Chronique

Mr Live
The Bang Theory

Ascetic - 2007

Quelques dates résument Mr Live. En 1988, il commence à rapper dans les rues de Fort Greene, à Brooklyn, sous le nom de Jae Live. En 1995, le jeune MC quitte son premier groupe, E & Jae, et intègre un nouveau collectif, The Vibe Khameleonz. En 1996, de retour d’une tournée européenne, il réalise qu’un autre MC évolue sous le pseudonyme de J-Live. Il cherche à le clasher, en vain, et finit par opter pour le nom de Mr Live – à ne pas confondre non plus, donc, avec le bostonien Mr Lif. Alors qu’il se croit fini, il croise la route de Bobbito Garcia et enregistre le maxi ‘Supa Dupa’ qui, sorti chez Fondle ‘Em, rencontre un franc succès. Après quelques apparitions (albums de Mr Len ou des Nextmen…) et six maxis en dix ans, il sort son premier solo, The Bang Theory, en février 2007.
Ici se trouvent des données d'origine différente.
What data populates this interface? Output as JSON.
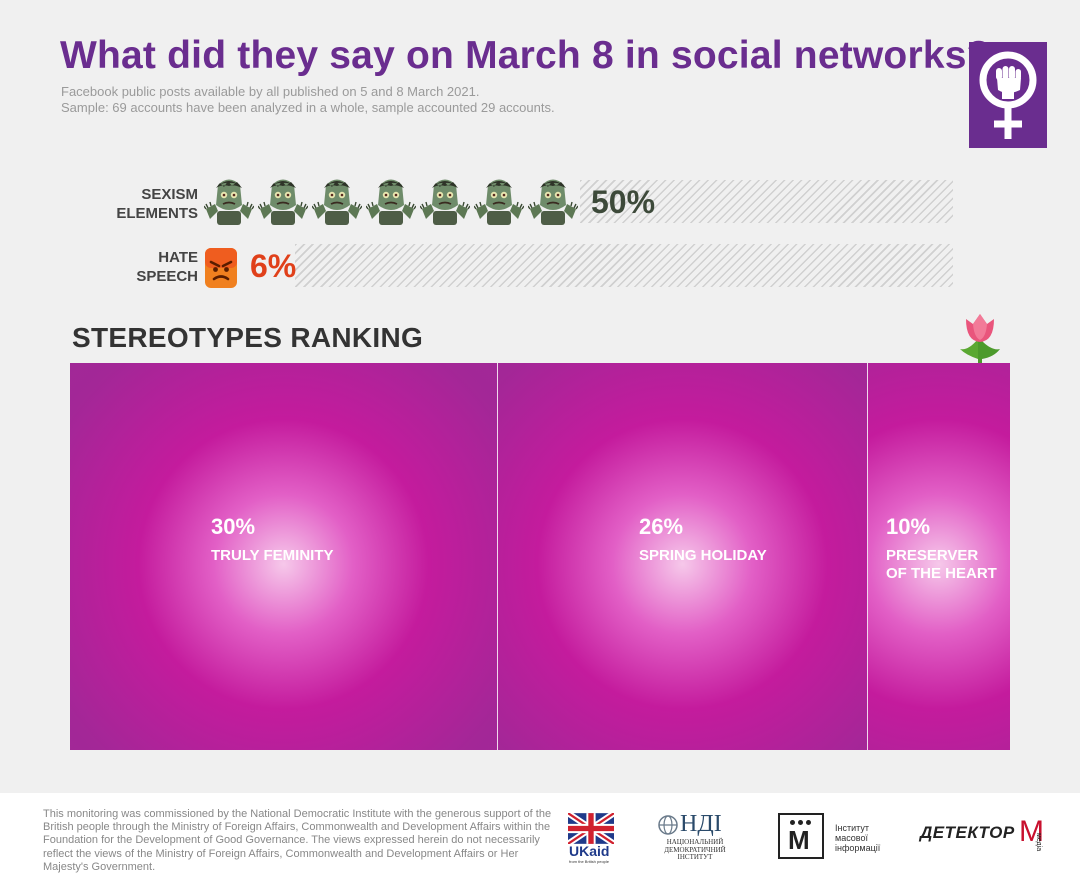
{
  "header": {
    "title": "What did they say on March 8 in social networks?",
    "subtitle_lines": [
      "Facebook public posts available by all published on 5 and 8 March 2021.",
      "Sample: 69 accounts have been analyzed in a whole, sample accounted 29 accounts."
    ],
    "logo_icon": "feminist-fist-symbol-icon"
  },
  "indicators": [
    {
      "label_lines": [
        "SEXISM",
        "ELEMENTS"
      ],
      "value": 50,
      "display": "50%",
      "icon": "zombie-icon",
      "icon_count": 7,
      "color": "#3d4a3a"
    },
    {
      "label_lines": [
        "HATE",
        "SPEECH"
      ],
      "value": 6,
      "display": "6%",
      "icon": "angry-face-icon",
      "icon_count": 1,
      "color": "#e0401a"
    }
  ],
  "ranking": {
    "title": "STEREOTYPES RANKING",
    "decoration_icon": "tulip-icon"
  },
  "chart_data": {
    "type": "treemap",
    "categories": [
      "TRULY FEMINITY",
      "SPRING HOLIDAY",
      "PRESERVER OF THE HEART"
    ],
    "values": [
      30,
      26,
      10
    ],
    "labels": [
      "30%",
      "26%",
      "10%"
    ],
    "label_lines": [
      [
        "TRULY FEMINITY"
      ],
      [
        "SPRING HOLIDAY"
      ],
      [
        "PRESERVER",
        "OF THE HEART"
      ]
    ],
    "colors": {
      "cell": "#a32797",
      "center": "#f6c8ea",
      "text": "#ffffff"
    }
  },
  "footer": {
    "disclaimer": "This monitoring was commissioned by the National Democratic Institute with the generous support of the British people through the Ministry of Foreign Affairs, Commonwealth and Development Affairs within the Foundation for the Development of Good Governance. The views expressed herein do not necessarily reflect the views of the Ministry of Foreign Affairs, Commonwealth and Development Affairs or Her Majesty's Government.",
    "partners": {
      "ukaid": {
        "flag_icon": "union-jack-icon",
        "name": "UKaid",
        "tagline": "from the British people"
      },
      "ndi": {
        "globe_icon": "globe-icon",
        "name": "НДІ",
        "lines": [
          "НАЦІОНАЛЬНИЙ",
          "ДЕМОКРАТИЧНИЙ",
          "ІНСТИТУТ"
        ]
      },
      "imi": {
        "letter": "М",
        "lines": [
          "Інститут",
          "масової",
          "інформації"
        ]
      },
      "detector": {
        "name": "ДЕТЕКТОР",
        "letter": "М",
        "suffix": "медіа"
      }
    }
  }
}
« Ne comptez pas sur moi pour y trouver des beats tordus et des rimes sur les extra-terrestres. Je n’ai pas cette vision de l’underground !« . C’est ce qui s’appelle être clair. Malgré une superbe pochette dont la portée onirique est évidente, Mr Live est un rappeur très terre-à-terre, les pieds sur le bitume et la tête sur les épaules.
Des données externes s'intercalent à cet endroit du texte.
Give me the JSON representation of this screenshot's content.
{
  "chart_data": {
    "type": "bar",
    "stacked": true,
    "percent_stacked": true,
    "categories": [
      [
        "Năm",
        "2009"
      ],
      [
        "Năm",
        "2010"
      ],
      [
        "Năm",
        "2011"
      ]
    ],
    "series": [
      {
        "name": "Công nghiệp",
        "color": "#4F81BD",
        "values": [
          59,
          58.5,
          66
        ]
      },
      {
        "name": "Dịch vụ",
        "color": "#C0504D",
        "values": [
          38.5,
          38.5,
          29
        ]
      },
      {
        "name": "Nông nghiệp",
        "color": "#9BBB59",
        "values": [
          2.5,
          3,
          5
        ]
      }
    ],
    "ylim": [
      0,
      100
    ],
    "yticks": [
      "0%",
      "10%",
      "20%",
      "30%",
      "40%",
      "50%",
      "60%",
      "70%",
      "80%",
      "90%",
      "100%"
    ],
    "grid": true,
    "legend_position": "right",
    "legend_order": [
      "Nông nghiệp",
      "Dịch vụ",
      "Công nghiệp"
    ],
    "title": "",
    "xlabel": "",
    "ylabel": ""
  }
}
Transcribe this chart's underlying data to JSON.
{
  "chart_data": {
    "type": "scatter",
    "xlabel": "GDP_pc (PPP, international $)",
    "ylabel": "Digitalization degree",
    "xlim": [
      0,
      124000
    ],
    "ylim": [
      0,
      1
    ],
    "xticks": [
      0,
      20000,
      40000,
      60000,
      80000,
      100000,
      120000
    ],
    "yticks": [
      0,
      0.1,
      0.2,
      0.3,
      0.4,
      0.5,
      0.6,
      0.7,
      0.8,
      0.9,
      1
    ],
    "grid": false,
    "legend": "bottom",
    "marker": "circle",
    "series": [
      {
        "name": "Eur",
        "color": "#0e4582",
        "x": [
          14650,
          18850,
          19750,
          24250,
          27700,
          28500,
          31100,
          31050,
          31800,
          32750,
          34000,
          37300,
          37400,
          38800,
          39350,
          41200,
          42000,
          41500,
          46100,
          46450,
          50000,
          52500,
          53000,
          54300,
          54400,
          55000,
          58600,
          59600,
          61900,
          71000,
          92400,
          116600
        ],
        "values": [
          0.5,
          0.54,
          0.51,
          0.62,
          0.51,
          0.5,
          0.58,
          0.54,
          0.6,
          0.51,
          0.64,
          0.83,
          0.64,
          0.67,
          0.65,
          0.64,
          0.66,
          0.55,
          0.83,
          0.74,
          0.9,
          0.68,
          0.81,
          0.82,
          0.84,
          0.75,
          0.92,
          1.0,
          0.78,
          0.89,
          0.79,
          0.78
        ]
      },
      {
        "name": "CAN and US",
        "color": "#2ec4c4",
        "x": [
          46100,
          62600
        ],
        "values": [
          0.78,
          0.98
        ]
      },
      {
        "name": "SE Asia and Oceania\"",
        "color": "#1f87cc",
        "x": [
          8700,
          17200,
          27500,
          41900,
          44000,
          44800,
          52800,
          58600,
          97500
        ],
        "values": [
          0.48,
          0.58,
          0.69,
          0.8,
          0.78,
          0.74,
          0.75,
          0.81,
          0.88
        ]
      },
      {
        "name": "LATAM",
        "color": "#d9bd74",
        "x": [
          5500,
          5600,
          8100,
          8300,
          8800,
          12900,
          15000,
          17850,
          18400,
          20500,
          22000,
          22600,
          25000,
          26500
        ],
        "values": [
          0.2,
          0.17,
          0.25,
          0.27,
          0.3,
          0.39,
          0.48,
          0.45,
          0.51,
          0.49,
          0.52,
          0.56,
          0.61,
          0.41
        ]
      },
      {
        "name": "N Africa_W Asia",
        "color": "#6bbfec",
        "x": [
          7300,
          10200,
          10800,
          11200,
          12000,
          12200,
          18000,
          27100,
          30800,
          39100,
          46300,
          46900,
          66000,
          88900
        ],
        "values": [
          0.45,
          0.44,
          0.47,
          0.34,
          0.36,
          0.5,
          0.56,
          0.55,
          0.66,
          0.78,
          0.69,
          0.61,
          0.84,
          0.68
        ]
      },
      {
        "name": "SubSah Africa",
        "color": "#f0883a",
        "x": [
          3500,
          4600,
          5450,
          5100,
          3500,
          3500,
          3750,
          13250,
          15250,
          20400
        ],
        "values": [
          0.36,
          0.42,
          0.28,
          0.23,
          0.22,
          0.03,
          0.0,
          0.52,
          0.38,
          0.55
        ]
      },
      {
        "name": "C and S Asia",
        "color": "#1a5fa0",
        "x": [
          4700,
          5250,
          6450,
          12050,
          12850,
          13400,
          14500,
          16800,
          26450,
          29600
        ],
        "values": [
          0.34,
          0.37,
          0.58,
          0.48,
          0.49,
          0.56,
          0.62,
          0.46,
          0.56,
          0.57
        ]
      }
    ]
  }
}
Pas de rimes sur les extra-terrestres, donc, mais des considérations musicales, sexuelles, personnelles, politiques ou sociales pleines d’ironie, plus ou moins intéressantes selon les morceaux ; et selon le « degré de naïveté devant les États-Unis » de l’auditeur. Pas de beats tordus, non plus, mais des instrus diversifiés allant du quelconque au bon, du boom-bap le plus basique (‘Brooklyn 2.0’, ‘Hip Hop’) à une espèce de mélange de reggaeton et de dancehall assez désarçonnant (‘Bend & Flex’, ‘Make it rowdy’). Un seul point commun : l’impression d’un ensemble manquant globalement d’ampleur et de relief, malgré l’originalité évidente de certaines productions d’Earl Blaize (beatmaker pour Antipop Consortium) et la volonté de ne pas faire des choses déjà entendues cent fois.
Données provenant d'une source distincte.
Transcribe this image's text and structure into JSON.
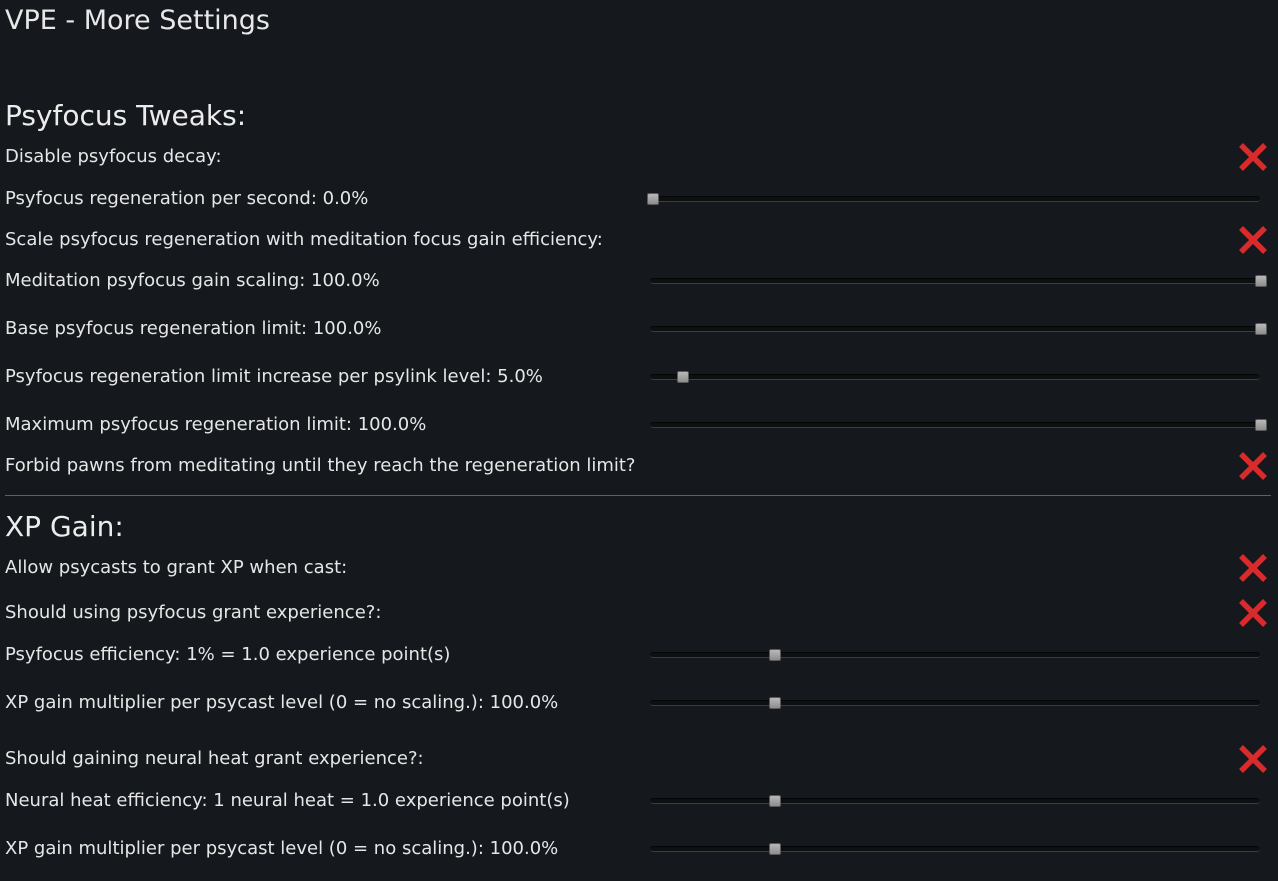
{
  "page": {
    "title": "VPE - More Settings"
  },
  "colors": {
    "background": "#15191d",
    "text": "#e6e6e6",
    "cross": "#d92b2b",
    "divider": "#5d6166"
  },
  "sections": [
    {
      "title": "Psyfocus Tweaks:",
      "rows": [
        {
          "type": "checkbox",
          "label": "Disable psyfocus decay:",
          "checked": false,
          "icon": "cross-icon"
        },
        {
          "type": "slider",
          "label": "Psyfocus regeneration per second: 0.0%",
          "fraction": 0.0
        },
        {
          "type": "checkbox",
          "label": "Scale psyfocus regeneration with meditation focus gain efficiency:",
          "checked": false,
          "icon": "cross-icon"
        },
        {
          "type": "slider",
          "label": "Meditation psyfocus gain scaling: 100.0%",
          "fraction": 1.0
        },
        {
          "type": "slider",
          "label": "Base psyfocus regeneration limit: 100.0%",
          "fraction": 1.0
        },
        {
          "type": "slider",
          "label": "Psyfocus regeneration limit increase per psylink level: 5.0%",
          "fraction": 0.05
        },
        {
          "type": "slider",
          "label": "Maximum psyfocus regeneration limit: 100.0%",
          "fraction": 1.0
        },
        {
          "type": "checkbox",
          "label": "Forbid pawns from meditating until they reach the regeneration limit?",
          "checked": false,
          "icon": "cross-icon"
        }
      ]
    },
    {
      "title": "XP Gain:",
      "rows": [
        {
          "type": "checkbox",
          "label": "Allow psycasts to grant XP when cast:",
          "checked": false,
          "icon": "cross-icon"
        },
        {
          "type": "checkbox",
          "label": "Should using psyfocus grant experience?:",
          "checked": false,
          "icon": "cross-icon"
        },
        {
          "type": "slider",
          "label": "Psyfocus efficiency: 1% = 1.0 experience point(s)",
          "fraction": 0.2
        },
        {
          "type": "slider",
          "label": "XP gain multiplier per psycast level (0 = no scaling.): 100.0%",
          "fraction": 0.2
        },
        {
          "type": "checkbox",
          "label": "Should gaining neural heat grant experience?:",
          "checked": false,
          "icon": "cross-icon"
        },
        {
          "type": "slider",
          "label": "Neural heat efficiency: 1 neural heat = 1.0 experience point(s)",
          "fraction": 0.2
        },
        {
          "type": "slider",
          "label": "XP gain multiplier per psycast level (0 = no scaling.): 100.0%",
          "fraction": 0.2
        }
      ]
    }
  ]
}
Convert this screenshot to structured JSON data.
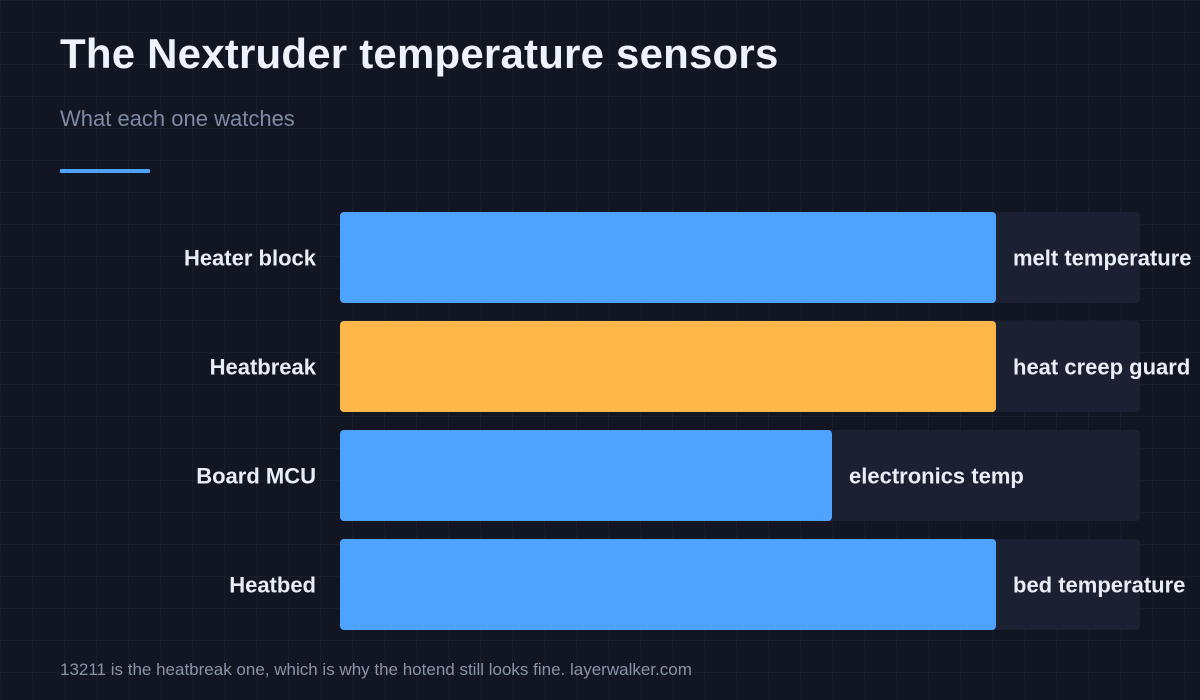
{
  "header": {
    "title": "The Nextruder temperature sensors",
    "subtitle": "What each one watches"
  },
  "footer": {
    "caption": "13211 is the heatbreak one, which is why the hotend still looks fine. layerwalker.com"
  },
  "colors": {
    "primary_bar": "#4ea3ff",
    "highlight_bar": "#ffb74a",
    "track": "#1b2133",
    "label": "#e9edf6",
    "accent": "#4ea3ff"
  },
  "chart_data": {
    "type": "bar",
    "orientation": "horizontal",
    "categories": [
      "Heater block",
      "Heatbreak",
      "Board MCU",
      "Heatbed"
    ],
    "values": [
      82,
      82,
      61.5,
      82
    ],
    "max": 100,
    "bar_labels": [
      "melt temperature",
      "heat creep guard",
      "electronics temp",
      "bed temperature"
    ],
    "highlight_index": 1,
    "grid": false,
    "legend": "none"
  }
}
Les bonnes prestations de Live parviennent toutefois à faire oublier cette relative déception musicale. A moins qu’elles ne rendent plus amer. Car Mr Live a en effet une manière de poser bien particulière, entre rap traditionnel et toasting. Les inflexions jamaïcaines de son phrasé vont même jusqu’à donner au MC de faux airs de sing-jay sur un bref passage de ‘At the crossroads’, permettant au morceau de décoller momentanément – avant d’être replaqué au sol par un refrain raté. Mais comme toute médaille, celle-ci a son revers, notamment sur les titres festifs : le slackness soft ‘Bend & Flex’ manque de rugosité pour faire mouche, et ‘Make it rowdy’ fait pschiiiiit pour les mêmes raisons. C’est donc au final sur les morceaux les plus classiques que Live montre le meilleur de lui-même.

« At the crossroads« , aux croisements. C’est bien cette position que revendique Mr Live sur The Bang Theory : entre underground et mainstream ; expérimentation et accessibilité. L’intention est louable, mais le caractère inégal de ce disque peine à déclencher autre chose que de légers hochements de tête approbateurs ou des froncements de sourcils étonnés. Bon rappeur, à la fois original et ironique, Mr Live ne convainc pourtant pas pleinement et livre un album plutôt moyen, sympathique mais loin d’être renversant.